Sen. Carl Levin (D-Mich.) complained that the rule as written—it includes no restrictions on solicitations and does not specify any rules regarding verification—"began undermining significant investor protections."
“The SEC rule should require those who advertise private deals to take specific steps to ensure that investors have the wherewithal and expertise to make these risky investments,” Levin said. “And it should require that the content of the advertising meets some minimum standards, such as those that mutual funds are subject to today. The proposed rule does neither.”
Levin isn't alone in voicing his discomfort. One of the SEC commissioners, Luis Aguilar, voted against the proposal, and consumer groups, state securities regulators and the mutual fund industry aren't happy either.
The current proposal would have "dire consequences," Heath Absure, Arkansas Securities Commissioner, warned.

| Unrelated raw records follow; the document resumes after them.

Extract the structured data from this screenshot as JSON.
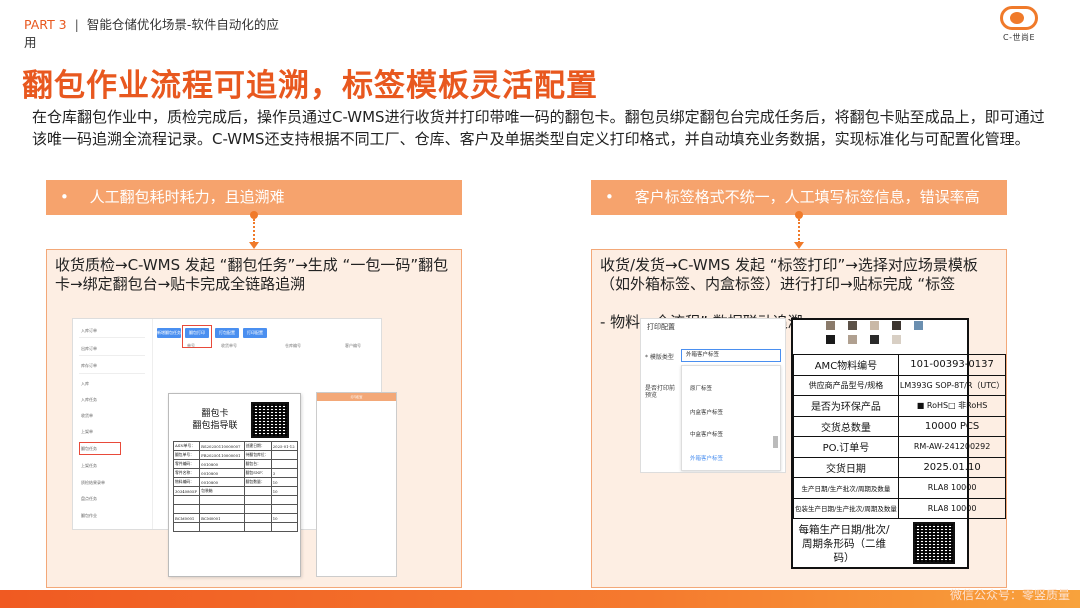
{
  "header": {
    "part_code": "PART 3",
    "divider": "|",
    "part_title": "智能仓储优化场景-软件自动化的应用"
  },
  "logo": {
    "text": "C-世尚E"
  },
  "title": "翻包作业流程可追溯，标签模板灵活配置",
  "intro": "在仓库翻包作业中，质检完成后，操作员通过C-WMS进行收货并打印带唯一码的翻包卡。翻包员绑定翻包台完成任务后，将翻包卡贴至成品上，即可通过该唯一码追溯全流程记录。C-WMS还支持根据不同工厂、仓库、客户及单据类型自定义打印格式，并自动填充业务数据，实现标准化与可配置化管理。",
  "left": {
    "pain": {
      "bullet": "•",
      "text": "人工翻包耗时耗力，且追溯难"
    },
    "solution": "收货质检→C-WMS 发起 “翻包任务”→生成 “一包一码”翻包卡→绑定翻包台→贴卡完成全链路追溯",
    "wms_screen": {
      "nav": [
        "入库订单",
        "出库订单",
        "库存订单",
        "入库",
        "入库任务",
        "收货单",
        "上架单",
        "翻包任务",
        "上架任务",
        "质检结果录单",
        "盘点任务",
        "翻包作业"
      ],
      "buttons": [
        "新增翻包任务",
        "翻包打印",
        "打包配置",
        "打印配置"
      ],
      "columns": [
        "单号",
        "收货单号",
        "仓库编号",
        "客户编号"
      ]
    },
    "pack_card": {
      "title_line1": "翻包卡",
      "title_line2": "翻包指导联",
      "rows": [
        [
          "ASN单号：",
          "RS20250110000007",
          "创建日期：",
          "2025-01-12"
        ],
        [
          "翻包单号：",
          "FB20250110000001",
          "待翻包库位：",
          ""
        ],
        [
          "零件编码：",
          "0010800",
          "翻包台：",
          ""
        ],
        [
          "零件名称：",
          "0010800",
          "翻包SNP：",
          "3"
        ],
        [
          "物料编码：",
          "0010800",
          "翻包数量：",
          "10"
        ],
        [
          "30340805P",
          "包装箱",
          "",
          "10"
        ],
        [
          "",
          "",
          "",
          ""
        ],
        [
          "",
          "",
          "",
          ""
        ],
        [
          "BCM0001",
          "BCM0001",
          "",
          "10"
        ],
        [
          "",
          "",
          "",
          ""
        ]
      ]
    },
    "popup": {
      "title": "打印配置"
    }
  },
  "right": {
    "pain": {
      "bullet": "•",
      "text": "客户标签格式不统一，人工填写标签信息，错误率高"
    },
    "solution": "收货/发货→C-WMS 发起 “标签打印”→选择对应场景模板（如外箱标签、内盒标签）进行打印→贴标完成 “标签",
    "solution_tail": "- 物料—全流程” 数据联动追溯",
    "print_dialog": {
      "title": "打印配置",
      "scene_label": "* 模版类型",
      "scene_value": "外箱客户标签",
      "default_label": "是否打印前预览",
      "options": [
        "原厂标签",
        "内盒客户标签",
        "中盒客户标签",
        "外箱客户标签"
      ],
      "active_option": "外箱客户标签"
    },
    "label_card": {
      "swatch_colors": [
        "#8b7b6b",
        "#5c5248",
        "#c9b8a6",
        "#3d3630",
        "#6b8fb0",
        "#1a1a1a",
        "#b0a090",
        "#2b2b2b",
        "#d8cfc4"
      ],
      "rows": [
        [
          "AMC物料编号",
          "101-00393-0137"
        ],
        [
          "供应商产品型号/规格",
          "LM393G  SOP-8T/R（UTC）"
        ],
        [
          "是否为环保产品",
          "■ RoHS□ 非RoHS"
        ],
        [
          "交货总数量",
          "10000  PCS"
        ],
        [
          "PO.订单号",
          "RM-AW-241200292"
        ],
        [
          "交货日期",
          "2025.01.10"
        ],
        [
          "生产日期/生产批次/周期及数量",
          "RLA8        10000"
        ],
        [
          "包装生产日期/生产批次/周期及数量",
          "RLA8        10000"
        ]
      ],
      "bottom_text": "每箱生产日期/批次/周期条形码（二维码）"
    }
  },
  "watermark": "微信公众号：零竖质量"
}
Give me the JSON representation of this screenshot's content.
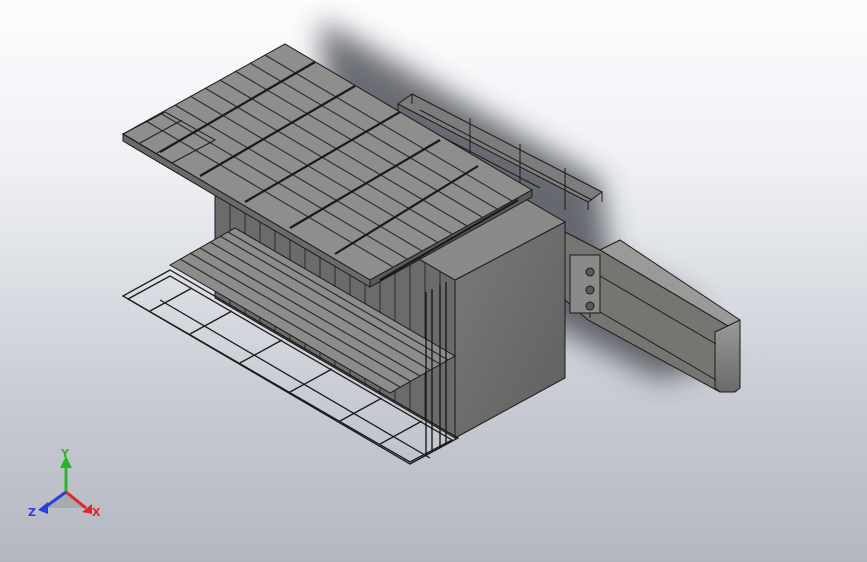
{
  "viewport": {
    "background_top": "#fdfdfe",
    "background_bottom": "#b4b7c0",
    "model_color": "#6e6e6e",
    "model_edge_color": "#1a1a1a",
    "shadow_color": "#3b3d44"
  },
  "triad": {
    "x_label": "X",
    "y_label": "Y",
    "z_label": "Z",
    "x_color": "#e0262a",
    "y_color": "#2cb52c",
    "z_color": "#2a3fd8"
  }
}
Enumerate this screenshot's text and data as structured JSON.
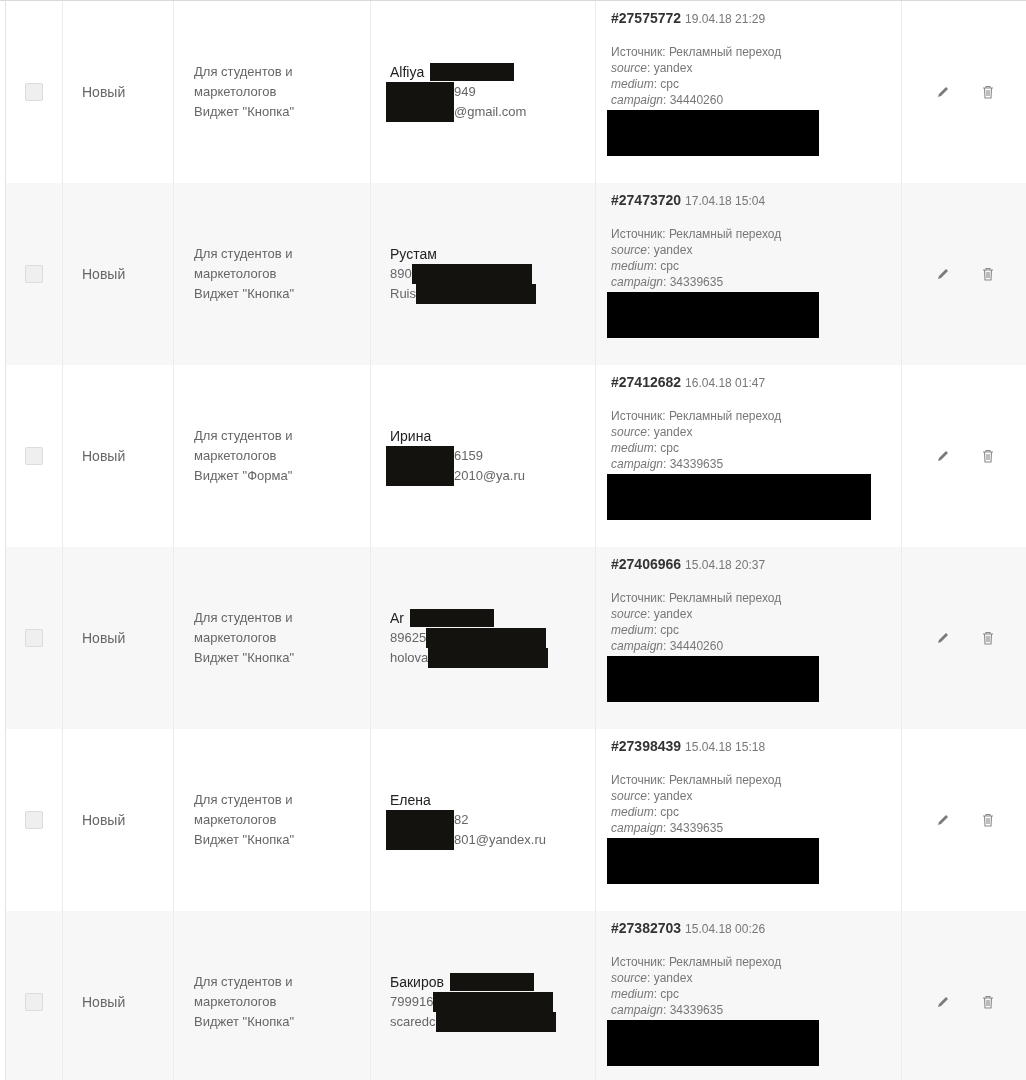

“Private offerings are so risky that, to date, hedge funds and other firms could only offer these high-risk deals to proven, ‘sophisticated’ investors, such as professional money managers with whom they have an ongoing business relationship,” Public Citizen's Bartlett Naylor said. “The JOBS Act permits advertising such deals to the public.”
“One of the very few investor safeguards from Congress is the requirement that firms offering private securities have to take ‘reasonable steps’ to ensure that the investor is sophisticated and has a net worth of $1 million or $200,000 in annual income,” Naylor continued. “Significantly, the SEC’s proposed rule fails to adequately define these ‘reasonable steps’ a hedge fund is required to take before it can categorize a prospective client as sophisticated. This is a grave oversight.”
"This is a huge disappointment," the Consumer Federation of America's Barbara Roper told Bloomberg News. "It appears that none of the investor protections that we or others have advocated are included in this proposal."
At last week's vote, SEC Chairman Mary Schapiro conceded that the rule was something of a work-in-progress, but argued that the JOBS Act left very little wiggle room for the Commission—indeed, the SEC is already late in approving the mandated rule; the JOBS Act demanded one within 90 days.
"I recognize that there are very real concerns about the potential impact of lifting the ban on general solicitation," SEC Chairman Mary Schapiro said. "While I believe it will be incredibly important for the commission to take a thorough look at the private placement market in the future, I think at this point it is appropriate that we undertake this more narrow mandate that Congress placed upon us."